Abstract: The following four issues were assessed in a group of 110 adults between the age of 20 and 59y: (1) the effect of age (regarded as a continuous variable) on polysomnographic sleep characteristics, habitual sleep-diary patterns, and subjective sleep quality; (2) the effects of age on morningness-eveningness; (3) the effects of morningness-eveningness on sleep, after controlling for the effects of age; and (4) the role of morningness-eveningness as a mediator of the age and sleep relationship. Increasing age was related to earlier habitual waketime, earlier bedtime, less time in bed and better mood and alertness at waketime. In the laboratory, increasing age was associated with less time asleep, increased number of awakenings, decreased sleep efficiency, lower percentages of slow-wave sleep (SWS) and rapid eye movement (REM) sleep, higher percentages of Stage 1 and 2, shorter REM latency and reduced REM activity and density. Increasing age was also associated with higher morningness scores.
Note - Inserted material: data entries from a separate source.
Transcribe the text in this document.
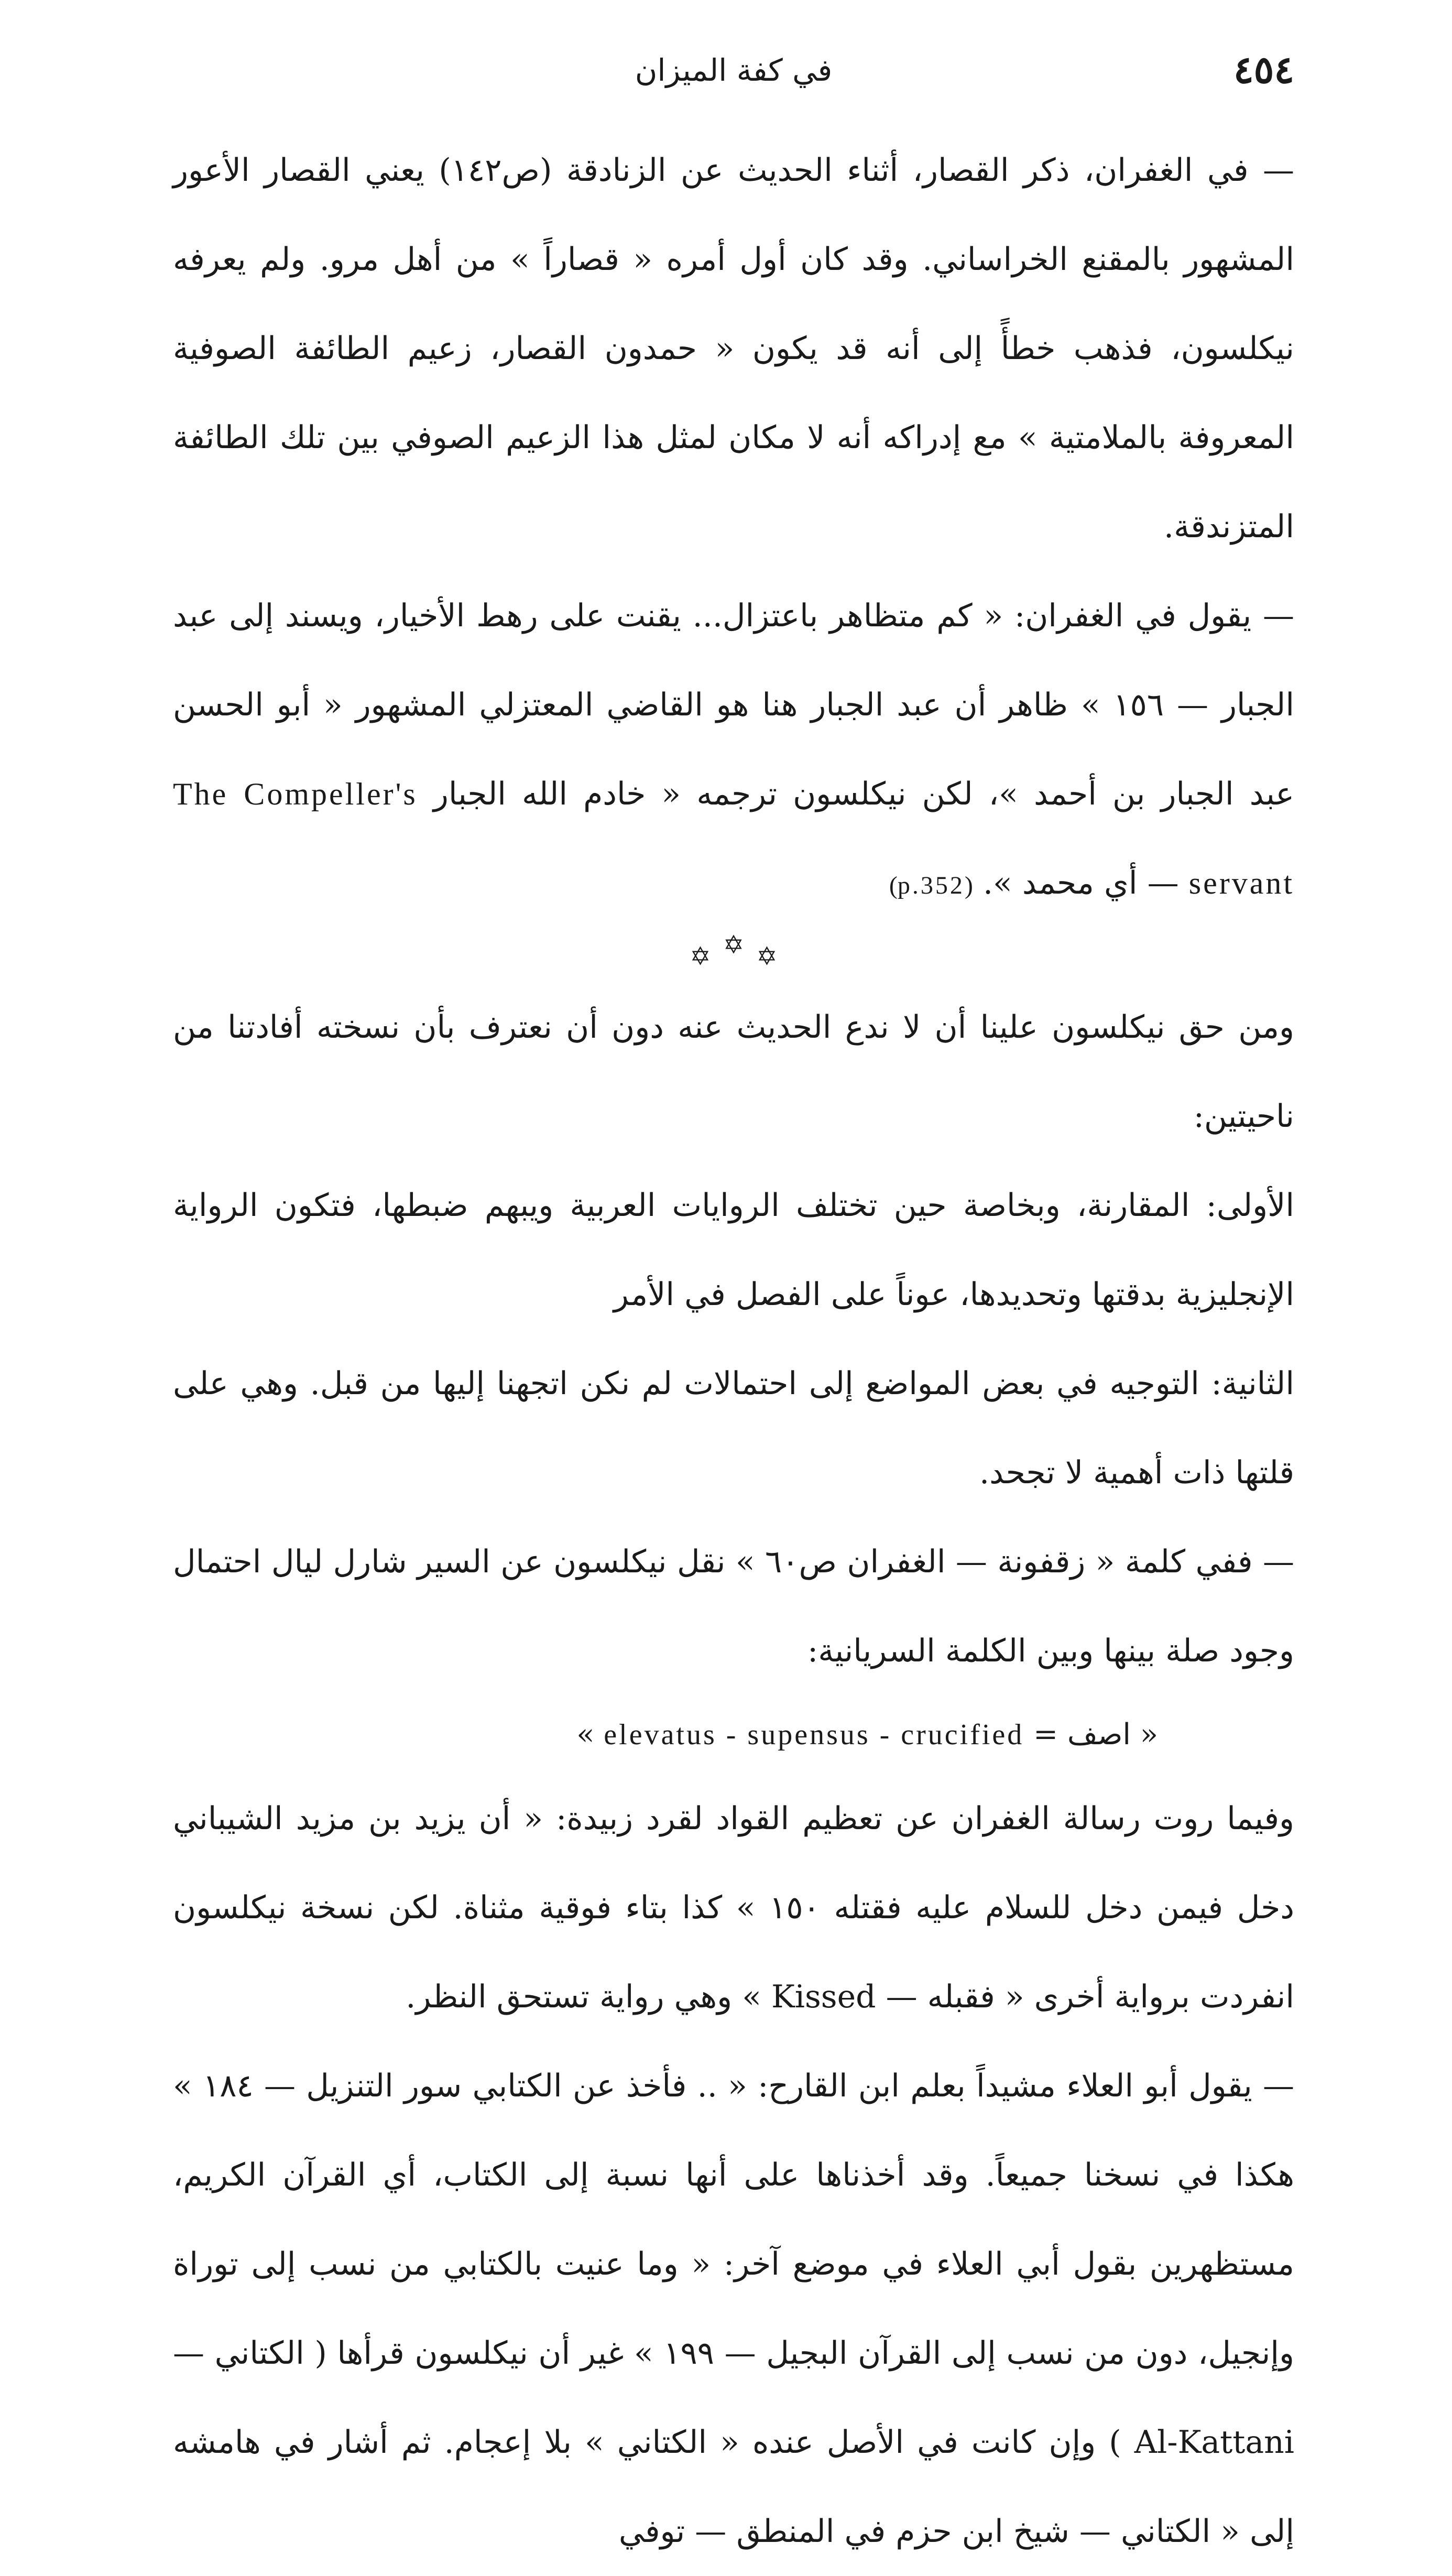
٤٥٤
في كفة الميزان

— في الغفران، ذكر القصار، أثناء الحديث عن الزنادقة (ص١٤٢) يعني القصار الأعور المشهور بالمقنع الخراساني. وقد كان أول أمره « قصاراً » من أهل مرو. ولم يعرفه نيكلسون، فذهب خطأً إلى أنه قد يكون « حمدون القصار، زعيم الطائفة الصوفية المعروفة بالملامتية » مع إدراكه أنه لا مكان لمثل هذا الزعيم الصوفي بين تلك الطائفة المتزندقة.

— يقول في الغفران: « كم متظاهر باعتزال... يقنت على رهط الأخيار، ويسند إلى عبد الجبار — ١٥٦ » ظاهر أن عبد الجبار هنا هو القاضي المعتزلي المشهور « أبو الحسن عبد الجبار بن أحمد »، لكن نيكلسون ترجمه « خادم الله الجبار The Compeller's servant — أي محمد ». (p.352)

✡ ✡ ✡

ومن حق نيكلسون علينا أن لا ندع الحديث عنه دون أن نعترف بأن نسخته أفادتنا من ناحيتين:

الأولى: المقارنة، وبخاصة حين تختلف الروايات العربية ويبهم ضبطها، فتكون الرواية الإنجليزية بدقتها وتحديدها، عوناً على الفصل في الأمر

الثانية: التوجيه في بعض المواضع إلى احتمالات لم نكن اتجهنا إليها من قبل. وهي على قلتها ذات أهمية لا تجحد.

— ففي كلمة « زقفونة — الغفران ص٦٠ » نقل نيكلسون عن السير شارل ليال احتمال وجود صلة بينها وبين الكلمة السريانية:

« elevatus - supensus - crucified = اصف »

وفيما روت رسالة الغفران عن تعظيم القواد لقرد زبيدة: « أن يزيد بن مزيد الشيباني دخل فيمن دخل للسلام عليه فقتله ١٥٠ » كذا بتاء فوقية مثناة. لكن نسخة نيكلسون انفردت برواية أخرى « فقبله — Kissed » وهي رواية تستحق النظر.

— يقول أبو العلاء مشيداً بعلم ابن القارح: « .. فأخذ عن الكتابي سور التنزيل — ١٨٤ » هكذا في نسخنا جميعاً. وقد أخذناها على أنها نسبة إلى الكتاب، أي القرآن الكريم، مستظهرين بقول أبي العلاء في موضع آخر: « وما عنيت بالكتابي من نسب إلى توراة وإنجيل، دون من نسب إلى القرآن البجيل — ١٩٩ » غير أن نيكلسون قرأها ( الكتاني — Al-Kattani ) وإن كانت في الأصل عنده « الكتاني » بلا إعجام. ثم أشار في هامشه إلى « الكتاني — شيخ ابن حزم في المنطق — توفي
After controlling for the effects of age, morningness was associated with earlier waketime, earlier bedtime, less time in bed, better alertness at waketime, less time spent asleep, more wake in the last 2 h of sleep, decreased REM activity, less stage REM (min and percentage), more Stage 1 (min and percentage) and fewer minutes of Stage 2. For one set of variables (night time in bed, waketime, total sleep time, wake in the last 2 h of sleep and minutes of REM and REM activity), morningness-eveningness accounted for about half of the relationship between age and sleep. For another set of variables (bedtime, alertness at waketime, percentages of REM and Stage 1), morningness-eveningness accounted for the entire relationship between age and sleep. In conclusion, age and morningness were both important predictors of the habitual sleep patterns and polysomnographic sleep characteristics of people in the middle years of life (20-59 y).